Part B Insider (Multispecialty) Coding Alert

Anatomy :

Look For Bovine Arch, Other Anomalies In Cardiac Patients

Scan operative report for clues to bovine arch

The bovine arch is fairly common, occurring in roughly 20 percent of patients, according to the Textbook of Angiography (Harper and Row, 1980). In this situation, the right brachiocephalic and the left carotid share the same trunk from the aortic arch.
 
The presence of the bovine arch means that both arteries are in the same vascular family, says Jeff Fulkerson, supervisor of radiology billing at the Emory Clinic in Atlanta. So if you catheterize both, you'll have to bill for one with 36216 (Initial second order thoracic or brachiocephalic branch, within a vascular family) and the other with CPT 36218 (Additional second order, third order and beyond, thoracic or brachiocephalic branch, within a vascular family [list in addition to initial second or third order vessel as appropriate]).

"With the bovine arch all the catheter orders are kind of shifted one higher," explains Jackie Miller. In the most common bovine arch configuration, the left carotid comes off the brachiocephalic instead of the aortic arch.

Normally, for the left common carotid and the brachiocephalic, you'd bill 36215 -59 (first order) for the left and 36216 for the right. These would show that two separate vascular families were selected, explains Julie Brouwer with Professional Management in Waterloo, IA. If the patient has a bovine arch, you don't need a modifier because there's no CCI edit governing two catheterizations in the same family and 36218 is already reduced in price.

But figuring out if the patient has a bovine arch can require some detective work. Train the radiologist to list first in the operative report if the patient had a bovine arch. Oftentimes, the radiologist will describe the work he or she did and which vessels he or she catheterized. But "right at the beginning it should be clear this patient is special," says Fulkerson. Otherwise, the coder will code as normal.
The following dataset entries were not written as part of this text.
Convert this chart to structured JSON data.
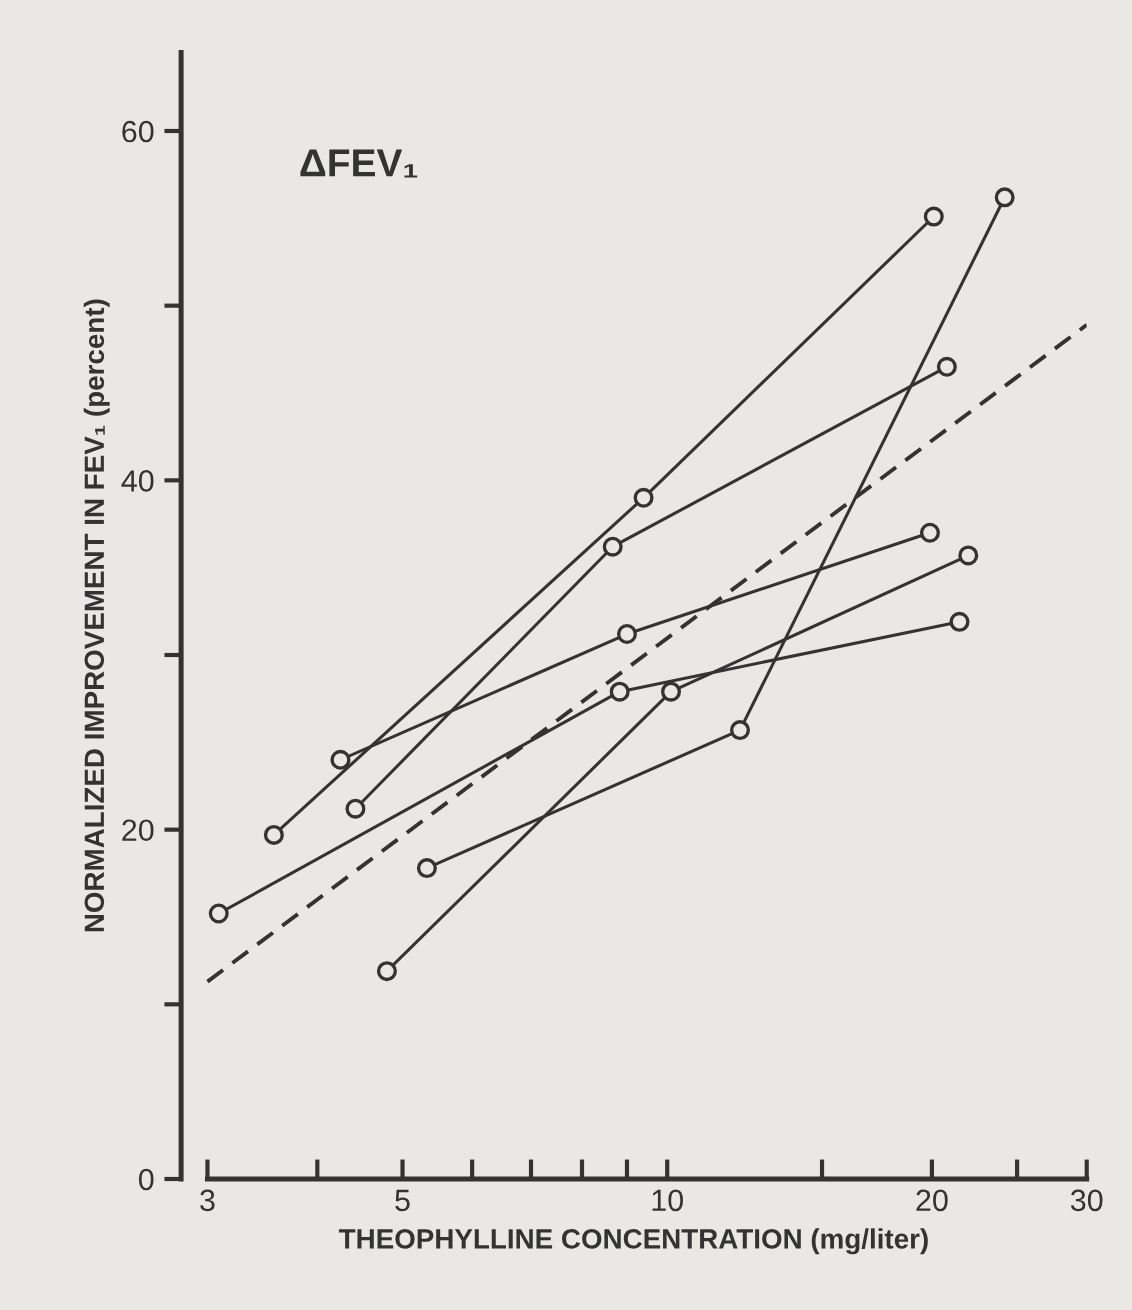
{
  "chart_data": {
    "type": "line",
    "xlabel": "THEOPHYLLINE CONCENTRATION (mg/liter)",
    "ylabel": "NORMALIZED IMPROVEMENT IN FEV₁ (percent)",
    "annotations": [
      "ΔFEV₁"
    ],
    "log": "x",
    "marker": "circle",
    "grid": false,
    "xlim": [
      2.8,
      30
    ],
    "ylim": [
      0,
      64.5
    ],
    "xticks": [
      3,
      {
        "value": 4,
        "label": null
      },
      5,
      {
        "value": 6,
        "label": null
      },
      {
        "value": 7,
        "label": null
      },
      {
        "value": 8,
        "label": null
      },
      {
        "value": 9,
        "label": null
      },
      10,
      {
        "value": 15,
        "label": null
      },
      20,
      {
        "value": 25,
        "label": null
      },
      30
    ],
    "yticks": [
      0,
      {
        "value": 10,
        "label": null
      },
      20,
      {
        "value": 30,
        "label": null
      },
      40,
      {
        "value": 50,
        "label": null
      },
      60
    ],
    "series": [
      {
        "color": "#333333",
        "x": [
          3.57,
          9.4,
          20.1
        ],
        "values": [
          19.7,
          39.0,
          55.1
        ]
      },
      {
        "color": "#333333",
        "x": [
          4.42,
          8.67,
          20.8
        ],
        "values": [
          21.2,
          36.2,
          46.5
        ]
      },
      {
        "color": "#333333",
        "x": [
          4.25,
          9.0,
          19.9
        ],
        "values": [
          24.0,
          31.2,
          37.0
        ]
      },
      {
        "color": "#333333",
        "x": [
          3.09,
          8.83,
          21.5
        ],
        "values": [
          15.2,
          27.9,
          31.9
        ]
      },
      {
        "color": "#333333",
        "x": [
          5.33,
          12.1,
          24.2
        ],
        "values": [
          17.8,
          25.7,
          56.2
        ]
      },
      {
        "color": "#333333",
        "x": [
          4.8,
          10.1,
          22.0
        ],
        "values": [
          11.9,
          27.9,
          35.7
        ]
      },
      {
        "color": "#333333",
        "x": [
          3,
          30
        ],
        "values": [
          11.3,
          48.9
        ],
        "marker": "none",
        "line_style": "dashed"
      }
    ]
  }
}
"You wouldn't do that automatically, you really have to have a good understanding of what the patient's specific anatomy is," says Miller. "Sometimes radiologists aren't so good about describing where the vessel arises." She advises a careful reading of the angiogram report to look for clues to abnormal anatomy.
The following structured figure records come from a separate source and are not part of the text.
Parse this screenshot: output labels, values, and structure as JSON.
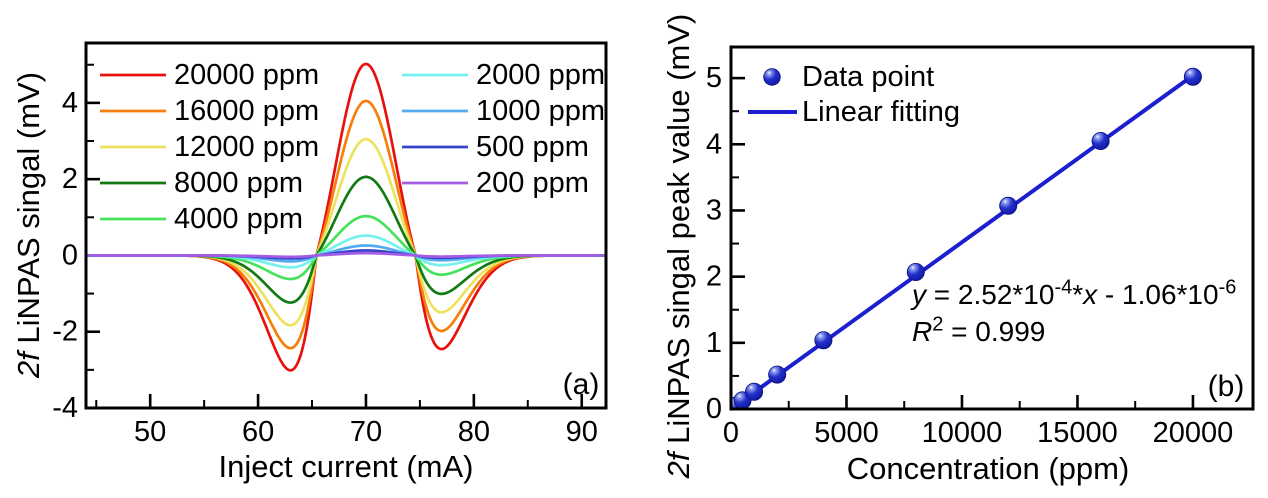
{
  "chart_data": [
    {
      "id": "a",
      "type": "line",
      "panel_label": "(a)",
      "xlabel": "Inject current (mA)",
      "ylabel_parts": [
        [
          "2f",
          "i"
        ],
        [
          " LiNPAS singal (mV)",
          ""
        ]
      ],
      "xlim": [
        44.05,
        92.25
      ],
      "ylim": [
        -4,
        5.57
      ],
      "xticks": [
        50,
        60,
        70,
        80,
        90
      ],
      "xminor": [
        45,
        55,
        65,
        75,
        85
      ],
      "yticks": [
        4,
        2,
        0,
        -2,
        -4
      ],
      "yminor": [
        5,
        3,
        1,
        -1,
        -3
      ],
      "lineshape_model": {
        "description": "2f WMS lineshape: f(v)=(1-v^2)*exp(-v^2/k), v=(x-center)/sigma; negative lobes scaled asymmetrically",
        "center_mA": 70,
        "sigma": 4.6,
        "k": 1.316,
        "neg_scale_left": 2.65,
        "neg_scale_right": 2.16
      },
      "series": [
        {
          "label": "20000 ppm",
          "color": "#e8110d",
          "peak_mV": 5.02
        },
        {
          "label": "16000 ppm",
          "color": "#f57f0a",
          "peak_mV": 4.05
        },
        {
          "label": "12000 ppm",
          "color": "#ece25e",
          "peak_mV": 3.05
        },
        {
          "label": "8000 ppm",
          "color": "#127a12",
          "peak_mV": 2.06
        },
        {
          "label": "4000 ppm",
          "color": "#46e25b",
          "peak_mV": 1.03
        },
        {
          "label": "2000 ppm",
          "color": "#76f0ef",
          "peak_mV": 0.52
        },
        {
          "label": "1000 ppm",
          "color": "#54aaf0",
          "peak_mV": 0.26
        },
        {
          "label": "500 ppm",
          "color": "#3544c8",
          "peak_mV": 0.13
        },
        {
          "label": "200 ppm",
          "color": "#a55ce5",
          "peak_mV": 0.06
        }
      ],
      "legend_col1": [
        0,
        1,
        2,
        3,
        4
      ],
      "legend_col2": [
        5,
        6,
        7,
        8
      ]
    },
    {
      "id": "b",
      "type": "scatter",
      "panel_label": "(b)",
      "xlabel": "Concentration (ppm)",
      "ylabel_parts": [
        [
          "2f",
          "i"
        ],
        [
          " LiNPAS singal peak value (mV)",
          ""
        ]
      ],
      "xlim": [
        0,
        22600
      ],
      "ylim": [
        0,
        5.47
      ],
      "xticks": [
        0,
        5000,
        10000,
        15000,
        20000
      ],
      "xminor": [
        2500,
        7500,
        12500,
        17500
      ],
      "yticks": [
        0,
        1,
        2,
        3,
        4,
        5
      ],
      "yminor": [
        0.5,
        1.5,
        2.5,
        3.5,
        4.5
      ],
      "points": {
        "x": [
          200,
          500,
          1000,
          2000,
          4000,
          8000,
          12000,
          16000,
          20000
        ],
        "y": [
          0.05,
          0.13,
          0.26,
          0.52,
          1.04,
          2.07,
          3.07,
          4.05,
          5.02
        ]
      },
      "fit": {
        "slope": 0.000252,
        "intercept": -1.06e-06
      },
      "equation_parts": [
        [
          "y",
          "i"
        ],
        [
          " = 2.52*10",
          ""
        ],
        [
          "-4",
          "sup"
        ],
        [
          "*",
          ""
        ],
        [
          "x",
          "i"
        ],
        [
          " - 1.06*10",
          ""
        ],
        [
          "-6",
          "sup"
        ]
      ],
      "r2_parts": [
        [
          "R",
          "i"
        ],
        [
          "2",
          "sup"
        ],
        [
          " = 0.999",
          ""
        ]
      ],
      "legend": [
        {
          "label": "Data point",
          "type": "marker"
        },
        {
          "label": "Linear fitting",
          "type": "line"
        }
      ],
      "marker_color": "#2430d8",
      "line_color": "#1b1fd0"
    }
  ]
}
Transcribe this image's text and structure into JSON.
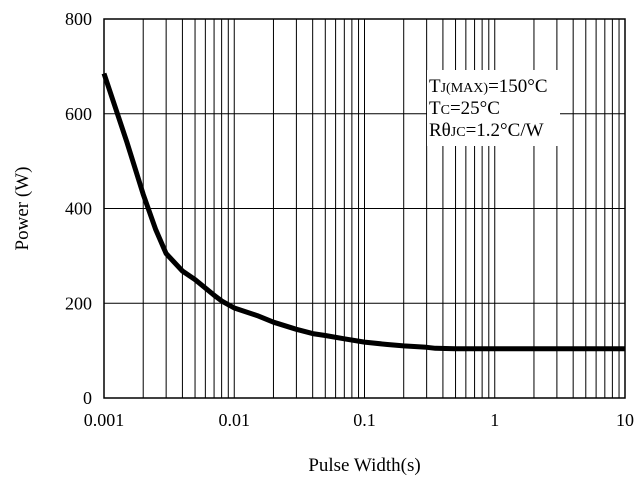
{
  "chart_data": {
    "type": "line",
    "title": "",
    "xlabel": "Pulse Width(s)",
    "ylabel": "Power (W)",
    "xscale": "log",
    "xlim": [
      0.001,
      10
    ],
    "ylim": [
      0,
      800
    ],
    "grid": true,
    "x_tick_labels": [
      "0.001",
      "0.01",
      "0.1",
      "1",
      "10"
    ],
    "y_tick_labels": [
      "0",
      "200",
      "400",
      "600",
      "800"
    ],
    "x_ticks": [
      0.001,
      0.01,
      0.1,
      1,
      10
    ],
    "y_ticks": [
      0,
      200,
      400,
      600,
      800
    ],
    "series": [
      {
        "x": [
          0.001,
          0.0015,
          0.002,
          0.0025,
          0.003,
          0.004,
          0.005,
          0.006,
          0.007,
          0.008,
          0.01,
          0.015,
          0.02,
          0.03,
          0.04,
          0.05,
          0.07,
          0.1,
          0.15,
          0.2,
          0.3,
          0.35,
          0.5,
          1,
          2,
          5,
          10
        ],
        "y": [
          685,
          540,
          430,
          355,
          305,
          268,
          250,
          232,
          217,
          205,
          190,
          174,
          160,
          145,
          136,
          132,
          125,
          118,
          113,
          110,
          107,
          105,
          104,
          104,
          104,
          104,
          104
        ],
        "color": "#000000"
      }
    ],
    "annotations": [
      {
        "main": "T",
        "sub": "J(MAX)",
        "rest": "=150°C"
      },
      {
        "main": "T",
        "sub": "C",
        "rest": "=25°C"
      },
      {
        "main": "Rθ",
        "sub": "JC",
        "rest": "=1.2°C/W"
      }
    ]
  }
}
Watch out: The physician may refer to the innominate artery and mean the brachiocephalic, says Brouwer.

If the coder bills for a second or third order catheterization instead of a first order, the practice will wrongly receive a little more reimbursement. In that case, the carrier could come back one day and demand a repayment. But the main concern is, "are you coding the exam to the highest specificity?" Fulkerson says.

If the physician does imaging on both sides of the head, you'd bill a bilateral intercranial interpretation (75671), and if the physician performs actual carotid neck pictures you'd bill a bilateral carotid cervical interpretation (75680).
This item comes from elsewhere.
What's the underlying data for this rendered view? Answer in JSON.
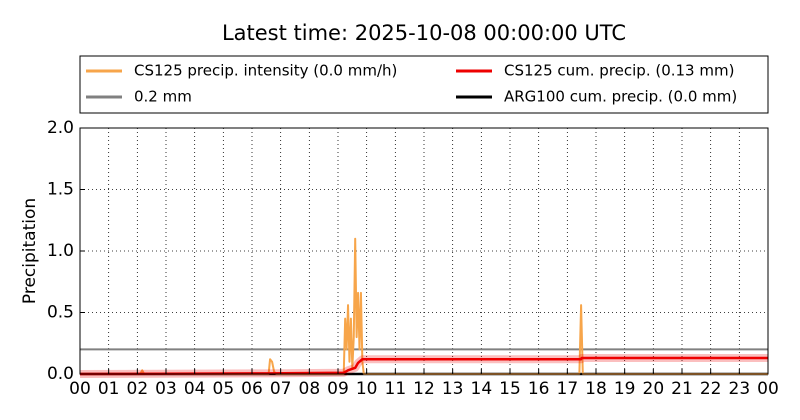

Fulkerson offers another example of an anatomical variant: A patient has a right bronchial that actually serves as a trunk for both the right bronchial and an intercostal that connects directly to the aorta. In that case, you should bill 36216 instead of 36215 (Selective catheter placement, each first order thoracic or brachiocephalic branch, within a vascular family). The trunk is coming directly off the aorta and then forks into a brachial and an intercostal, so it becomes a first order catheterization.

If the patient has a left vertebral coming directly off the aorta, the physician needs to mention this variation or else the coder will bill a 36216 or 36217 (Initial third order or more selective thoracic or brachiocephalic branch, within a vascular family). In fact, the coder should bill 36215, because this is another first order catheterization.